According to Vivek Goenka, Chairman, Indian Tea Association (ITA), drought-like conditions persisted in major tea growing regions of Assam right up to May and thereafter there was heavy rainfall since the beginning of June. This impacted production both in terms of quantity as well as quality.

“We usually have little rains during March and April, medium rains in May-June followed by heavy rains. But may be because of this climate change we had drought-like conditions right up to May and then there has been very heavy rains. So production up to May has been impacted. Now it is difficult to predict the crop size and quality of produce moving forward,” Goenka told BusinessLine.

The industry is also believed to have lost some crop in the first 15 days of June, though it is difficult to estimate the quantum of crop loss, he said.
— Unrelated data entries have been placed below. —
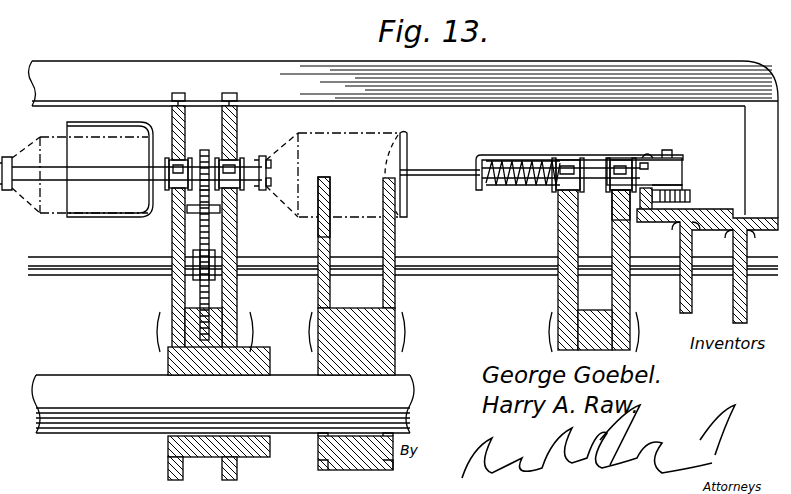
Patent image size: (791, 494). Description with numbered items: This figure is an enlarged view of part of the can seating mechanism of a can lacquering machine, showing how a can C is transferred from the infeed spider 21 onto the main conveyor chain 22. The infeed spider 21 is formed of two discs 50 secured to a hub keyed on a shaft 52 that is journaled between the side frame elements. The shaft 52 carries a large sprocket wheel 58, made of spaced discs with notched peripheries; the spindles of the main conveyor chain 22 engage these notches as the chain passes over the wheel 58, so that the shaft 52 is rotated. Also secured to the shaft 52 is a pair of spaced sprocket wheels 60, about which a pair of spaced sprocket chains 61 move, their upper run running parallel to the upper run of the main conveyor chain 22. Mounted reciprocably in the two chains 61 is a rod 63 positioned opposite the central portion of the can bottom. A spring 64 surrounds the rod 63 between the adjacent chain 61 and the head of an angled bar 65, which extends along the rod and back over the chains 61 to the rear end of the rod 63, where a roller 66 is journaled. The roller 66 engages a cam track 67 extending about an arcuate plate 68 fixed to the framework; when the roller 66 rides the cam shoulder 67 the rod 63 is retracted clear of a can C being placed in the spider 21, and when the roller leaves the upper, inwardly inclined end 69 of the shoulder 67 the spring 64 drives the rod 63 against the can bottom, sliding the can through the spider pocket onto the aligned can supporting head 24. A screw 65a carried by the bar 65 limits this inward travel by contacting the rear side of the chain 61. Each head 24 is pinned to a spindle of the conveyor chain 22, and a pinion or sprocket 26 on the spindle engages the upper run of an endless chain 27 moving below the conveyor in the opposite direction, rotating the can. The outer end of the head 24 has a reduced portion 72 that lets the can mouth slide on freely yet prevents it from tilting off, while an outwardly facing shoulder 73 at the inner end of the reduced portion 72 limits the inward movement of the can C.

The infeed spider 21 is at (396, 290).
The main conveyor chain 22 is at (213, 165).
The can supporting head 24 is at (240, 172).
The pinion or sprocket 26 is at (203, 156).
The endless chain 27 is at (216, 226).
The discs 50 is at (385, 237).
The shaft 52 is at (58, 388).
The large sprocket wheel 58 is at (172, 300).
The sprocket wheels 60 is at (556, 298).
The sprocket chains 61 is at (585, 166).
The rod 63 is at (430, 176).
The spring 64 is at (530, 183).
The angled bar 65 is at (520, 156).
The screw 65a is at (646, 151).
The roller 66 is at (688, 190).
The cam track 67 is at (648, 214).
The arcuate plate 68 is at (690, 211).
The inwardly inclined end 69 is at (614, 210).
The reduced portion 72 is at (266, 164).
The shoulder 73 is at (266, 180).
The can C is at (367, 150).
According to Bijoy Gopal Chakraborty, President, Confederation of Indian Small Tea Growers Association (CISTA), there has been several pest attacks due to the unfavourable climatic conditions. This has also affected production mostly in majority of the tea growing regions in West Bengal.

“We have had very high level of infestations due to red spider attack and looper caterpillar due to these climatic changes. The first and second flush crop for small tea growers in North Bengal is down by 25 per cent this year,” he said.

Prices firm up

The drop in production and the low amount of carryover stock due to lower crop last year is likely to keep prices firm, industry insiders said.

The average auction prices of CTC leaf and dust in North India in the month of April was up by nearly 33 per cent at ₹207.54 a kg, as compared to ₹156.12 a kg in April 2019. The prices were down by nearly eight per cent as compared to ₹224.78 a kg in 2020. However, since there was a huge crop deficit in 2019 so it would be fair to compare the prices with 2019 rather than that with 2020.

The average auction prices were up by nearly 50 per cent in end of May 2021 at ₹216.31 a kg, as against ₹144.07 a kg same period last year and by nearly 48 per cent in the second week of June 2021 at ₹226.18 a kg ( ₹153.08 a kg).